AI Optimises Paradigms. Humans Break Them.
Author: Protik Ganguly
In 2020, DeepMind's AlphaFold solved one of biology's hardest problems — predicting the three-dimensional shape of proteins from their amino acid sequence. It was a genuine scientific breakthrough, described by Nobel committee members as a revolution in structural biology. AlphaFold had done something that would have taken human researchers decades. It is the most compelling demonstration of what AI can do. It is also the clearest illustration of what AI cannot do. AlphaFold worked within the existing framework of biochemistry. It didn't discover that proteins exist. It optimised within a paradigm that humans built.
This distinction — between optimising a paradigm and breaking one — is the most important idea in the entire AI debate, and almost nobody is talking about it.
Every major leap in human knowledge was not a better answer to an existing question. It was a completely new question that made the old framework obsolete. Copernicus didn't calculate planetary positions better than Ptolemy — he discarded the earth-centred framework entirely. Germ theory didn't improve the miasma theory of disease — it replaced it. Einstein didn't refine Newtonian mechanics — he showed that Newtonian mechanics was a special case of something more fundamental. These paradigm breaks share a common feature: they required a human mind to look at existing evidence and see it completely differently. Not more efficiently. Differently.
AI, trained on the totality of existing human knowledge, is the most powerful optimisation engine ever built. Given a paradigm, it can exhaust its possibilities faster than any human. AlphaFold proved this. But AI cannot stand outside a paradigm and see it for what it is — a framework, not a truth. That cognitive act — the one that precedes every genuine scientific revolution — requires a mind that can entertain the possibility that everything it knows is wrong. That is not a limitation of current AI architecture. It is a deeper question about the nature of discovery itself.

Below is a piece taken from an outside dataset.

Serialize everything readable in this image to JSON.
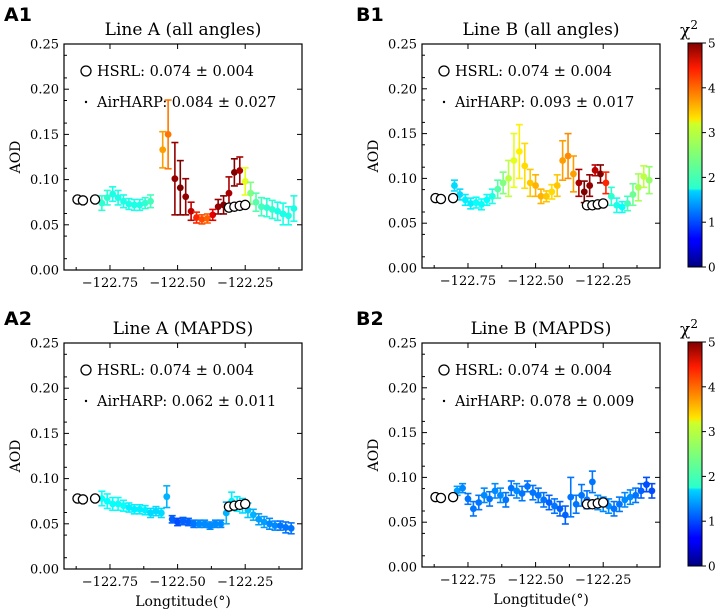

Sam Altman captured this carefully in his 2025 essay "The Gentle Singularity": he predicted that 2026 would likely see AI systems capable of generating novel insights — but framed this as an AI research intern, not an AI research director (Altman, 2025). The distinction matters. An intern can contribute within a project. The director changes what the project is.
The implication is not that AI is less transformative than advertised. It is that the transformation is different from what most people fear. The jobs most at risk are not the ones requiring the deepest human judgment — they are the ones doing the most repetitive optimisation within existing frameworks. The jobs most resilient are those that question the framework itself. That's not comfort for everyone. But it is a map.
References
DeepMind. (2020). AlphaFold: A solution to a 50-year-old grand challenge in biology. https://deepmind.google/discover/blog/alphafold-a-solution-to-a-50-year-old-grand-challenge-in-biology/
Kuhn, T. S. (1962). The structure of scientific revolutions. University of Chicago Press.